Snowflake is the most flexible choice -- it separates storage from compute, scales independently, and works well across cloud providers. BigQuery is the right choice if your organisation is already in Google Cloud and you want to avoid data movement costs. Redshift performs well for large-volume SQL workloads if you're already on AWS and your access patterns are predictable. Databricks makes sense when your warehouse workloads and ML workloads share the same infrastructure. We assess your existing cloud infrastructure, data volume, team SQL proficiency, and cost constraints before recommending a platform.

dbt (data build tool) is a transformation framework that lets you write data transformations as SQL SELECT statements, version-control them in git, test them automatically, and generate documentation from the model definitions. For most data warehouse projects it is the right tool for the transformation layer because it makes transformations reproducible, testable, and auditable.
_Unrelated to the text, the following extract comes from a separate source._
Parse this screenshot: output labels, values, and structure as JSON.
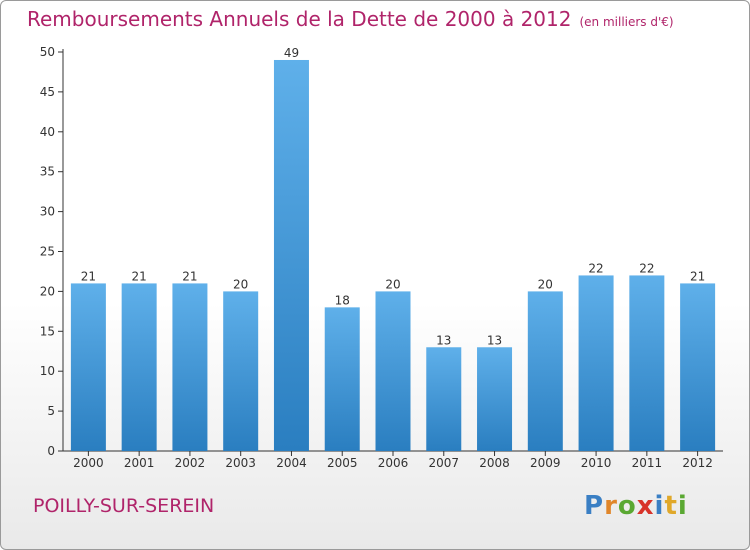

The alternative -- ad-hoc transformation scripts or stored procedures -- creates a transformation layer that is hard to test, hard to change, and impossible to document systematically. We use dbt as the default transformation tool and will tell you if your project is simple enough not to need it.

A warehouse covering 3 to 5 source systems with core entity models and BI tool integration typically takes 8 to 12 weeks. A more complete build with semantic layer, historical data migration, and a full dbt transformation suite typically takes 12 to 20 weeks. The variables are source system count and complexity, data quality issues in those systems, number of business entities to model, and whether historical migration is in scope.

A warehouse designed for change uses version-controlled dbt models as the transformation layer. When a business definition changes -- for example, how 'active customer' is defined -- you update one model, run the tests, and the change propagates consistently to every downstream report. The semantic layer ensures that metric changes are applied once rather than across every dashboard. We build warehouses with a clear separation between raw data, cleaned staging models, and business-logic marts so that changes in one layer don't cascade unpredictably into others.